2016/09/23

Significado de João 7

Significado de João 7

Significado de João 7


João 7

7.1 — Os judeus aqui são as autoridades religiosas, não o povo em geral (Jo 5.18). Muitas pessoas comuns ouviam Jesus de boa vontade (Mc 12.37).

7.2 — A Festa dos Tabernáculos era uma das três grandes celebrações judaicas (as outras duas eram a Páscoa e o Pentecostes). Era chamada de Festa dos Tabernáculos porque o povo ficava em tendas feitas de galhos e ramos por sete dias. Essa festa comemorava os dias em que os israelitas vagaram pelo deserto e moraram em tendas (Lv 23.40-43). A celebração ocorria entre setembro e outubro, cerca de seis meses depois dos eventos mencionados no capítulo 6.
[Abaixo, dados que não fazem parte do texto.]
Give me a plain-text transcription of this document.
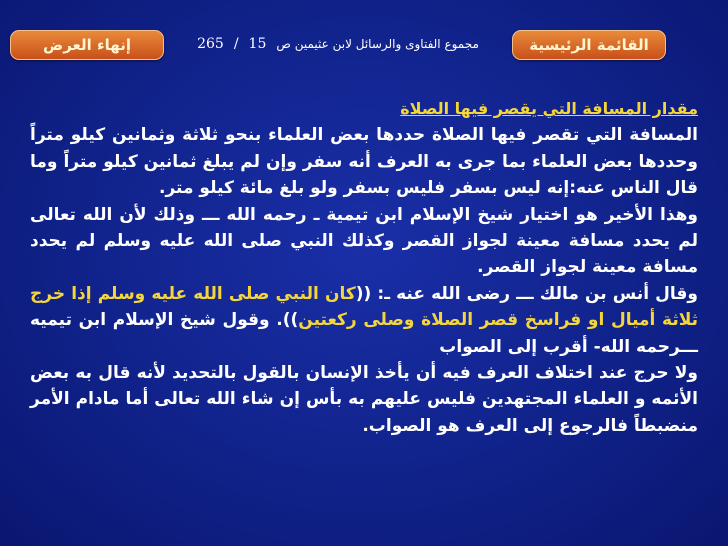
القائمة الرئيسية
مجموع الفتاوى والرسائل لابن عثيمين ص
15
/
265
إنهاء العرض

مقدار المسافة التي يقصر فيها الصلاة

المسافة التي تقصر فيها الصلاة حددها بعض العلماء بنحو ثلاثة وثمانين كيلو متراً وحددها بعض العلماء بما جرى به العرف أنه سفر وإن لم يبلغ ثمانين كيلو متراً وما قال الناس عنه:إنه ليس بسفر فليس بسفر ولو بلغ مائة كيلو متر.

وهذا الأخير هو اختيار شيخ الإسلام ابن تيمية ـ رحمه الله ـــ وذلك لأن الله تعالى لم يحدد مسافة معينة لجواز القصر وكذلك النبي صلى الله عليه وسلم لم يحدد مسافة معينة لجواز القصر.

وقال أنس بن مالك ـــ رضى الله عنه ـ: ((كان النبي صلى الله عليه وسلم إذا خرج ثلاثة أميال او فراسخ قصر الصلاة وصلى ركعتين)). وقول شيخ الإسلام ابن تيميه ـــرحمه الله- أقرب إلى الصواب

ولا حرج عند اختلاف العرف فيه أن يأخذ الإنسان بالقول بالتحديد لأنه قال به بعض الأئمه و العلماء المجتهدين فليس عليهم به بأس إن شاء الله تعالى أما مادام الأمر منضبطاً فالرجوع إلى العرف هو الصواب.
7.3,4 — Em outras palavras os irmãos de Jesus estavam dizendo: “Já que você está fazendo milagres e dizendo que é o Messias, pare de esconder-se aqui na Galileia. Já que você está fazendo muitos milagres, faça-os na festa em Jerusalém então, para convencer toda a nação”. Eles estavam sendo irônicos ao dizer tais palavras, como explica o versículo 5.

7.5 — Porque nem mesmo seus irmãos criam nele. Veja que o parentesco terreno não garante a vida eterna 0 ° 1.13).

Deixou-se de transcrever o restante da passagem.